[time-nuts] Chronometer contest sponsored by IEEE Spectrum
Chuck Harris
cfharris at erols.com
Sat Dec 1 23:43:57 UTC 2007
Hal Murray wrote:
>> The thing is watches rates are dependent on how you personally wear
>> them. Some people's wrists are warmer than others, some people take
>> the watch off at certain times of day, others don't... If you wear
>> the watch normally, and measure your personal offset, you can adjust
>> the crystal to compensate for that change. The watch won't be any
>> more accurate at any given instant, but it will stay spot-on over the
>> course of a week.
>
> What's the ballpark for a personal offset?

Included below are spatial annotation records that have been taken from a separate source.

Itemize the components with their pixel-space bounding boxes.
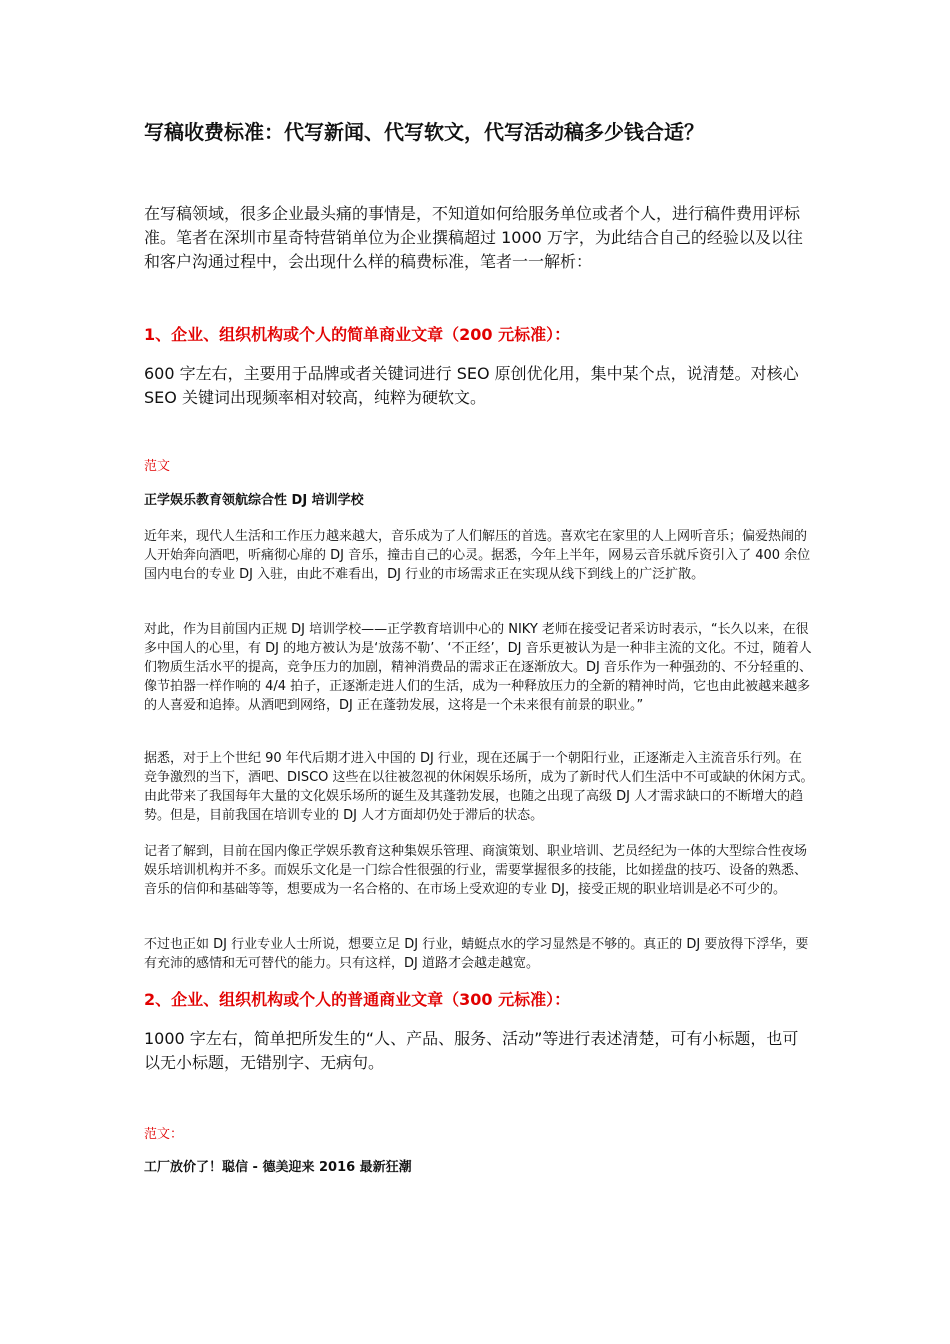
section-2-example-title: 工厂放价了！聪信 - 德美迎来 2016 最新狂潮 <box>144 1160 412 1175</box>
example-paragraph: 不过也正如 DJ 行业专业人士所说，想要立足 DJ 行业，蜻蜓点水的学习显然是不够的。真正的 DJ 要放得下浮华，要有充沛的感情和无可替代的能力。只有这样，DJ 道路才会越走越宽。 <box>144 937 809 971</box>
example-paragraph: 近年来，现代人生活和工作压力越来越大，音乐成为了人们解压的首选。喜欢宅在家里的人上网听音乐；偏爱热闹的人开始奔向酒吧，听痛彻心扉的 DJ 音乐，撞击自己的心灵。据悉，今年上半年，网易云音乐就斥资引入了 400 余位国内电台的专业 DJ 入驻，由此不难看出，DJ 行业的市场需求正在实现从线下到线上的广泛扩散。 <box>144 529 811 582</box>
section-2-body: 1000 字左右，简单把所发生的“人、产品、服务、活动”等进行表述清楚，可有小标题，也可以无小标题，无错别字、无病句。 <box>144 1029 799 1072</box>
section-1-body: 600 字左右，主要用于品牌或者关键词进行 SEO 原创优化用，集中某个点，说清楚。对核心 SEO 关键词出现频率相对较高，纯粹为硬软文。 <box>144 364 799 407</box>
section-1-example-title: 正学娱乐教育领航综合性 DJ 培训学校 <box>144 493 364 508</box>
example-paragraph: 对此，作为目前国内正规 DJ 培训学校——正学教育培训中心的 NIKY 老师在接受记者采访时表示，“长久以来，在很多中国人的心里，有 DJ 的地方被认为是‘放荡不勒’、‘不正经’，DJ 音乐更被认为是一种非主流的文化。不过，随着人们物质生活水平的提高，竞争压力的加剧，精神消费品的需求正在逐渐放大。DJ 音乐作为一种强劲的、不分轻重的、像节拍器一样作响的 4/4 拍子，正逐渐走进人们的生活，成为一种释放压力的全新的精神时尚，它也由此被越来越多的人喜爱和追捧。从酒吧到网络，DJ 正在蓬勃发展，这将是一个未来很有前景的职业。” <box>144 622 812 713</box>
section-1-heading: 1、企业、组织机构或个人的简单商业文章（200 元标准）： <box>144 325 571 344</box>
section-2-example-label: 范文： <box>144 1127 184 1142</box>
intro-paragraph: 在写稿领域，很多企业最头痛的事情是，不知道如何给服务单位或者个人，进行稿件费用评标准。笔者在深圳市星奇特营销单位为企业撰稿超过 1000 万字，为此结合自己的经验以及以往和客户沟通过程中，会出现什么样的稿费标准，笔者一一解析： <box>144 204 803 271</box>
example-paragraph: 记者了解到，目前在国内像正学娱乐教育这种集娱乐管理、商演策划、职业培训、艺员经纪为一体的大型综合性夜场娱乐培训机构并不多。而娱乐文化是一门综合性很强的行业，需要掌握很多的技能，比如搓盘的技巧、设备的熟悉、音乐的信仰和基础等等，想要成为一名合格的、在市场上受欢迎的专业 DJ，接受正规的职业培训是必不可少的。 <box>144 844 808 897</box>
example-paragraph: 据悉，对于上个世纪 90 年代后期才进入中国的 DJ 行业，现在还属于一个朝阳行业，正逐渐走入主流音乐行列。在竞争激烈的当下，酒吧、DISCO 这些在以往被忽视的休闲娱乐场所，成为了新时代人们生活中不可或缺的休闲方式。由此带来了我国每年大量的文化娱乐场所的诞生及其蓬勃发展，也随之出现了高级 DJ 人才需求缺口的不断增大的趋势。但是，目前我国在培训专业的 DJ 人才方面却仍处于滞后的状态。 <box>144 751 814 823</box>
document-title: 写稿收费标准：代写新闻、代写软文，代写活动稿多少钱合适？ <box>144 120 704 144</box>
section-1-example-label: 范文 <box>144 459 171 474</box>
section-2-heading: 2、企业、组织机构或个人的普通商业文章（300 元标准）： <box>144 990 571 1009</box>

I am more of a mechanical watch guy, and there it depends on the quality
of the watch. Usually less than a couple of minutes per day. After
regulating for personal error, I typically can keep to within a minute
per week on a good watch.
The same is true for quartz. I have had some watches that were nearly
perfect on, or off the wrist, and others that lost many seconds
per day.
>> If you don't have a reciprocal counter, such as a 5370B, you can also
>> use a good fractional /N synthesizer, such as the 3666[a,b,c] and an
>> oscilloscope. Put the 3666 on the horizontal axis, and the coil on the
>> vertical axis. Adjust the synthesizer until you get a good stable
>> circle.
>
> Would it be easier to see any drift if the phase was set to make a line
> rather than a circle?
Personally, I prefer to connect the synthesizer to the trigger, and set
the timebase for 1 cycle of 32KHz, and watch the waveform slip.
>
> A small shift in a circle just makes a not-round circle. A small shift on a
> line makes a slight opening.
>
> Or is the drift so huge that this question isn't interesting. (just wait a
> bit and the picture will change)
You are watching cycles slip by, so it moves pretty quickly.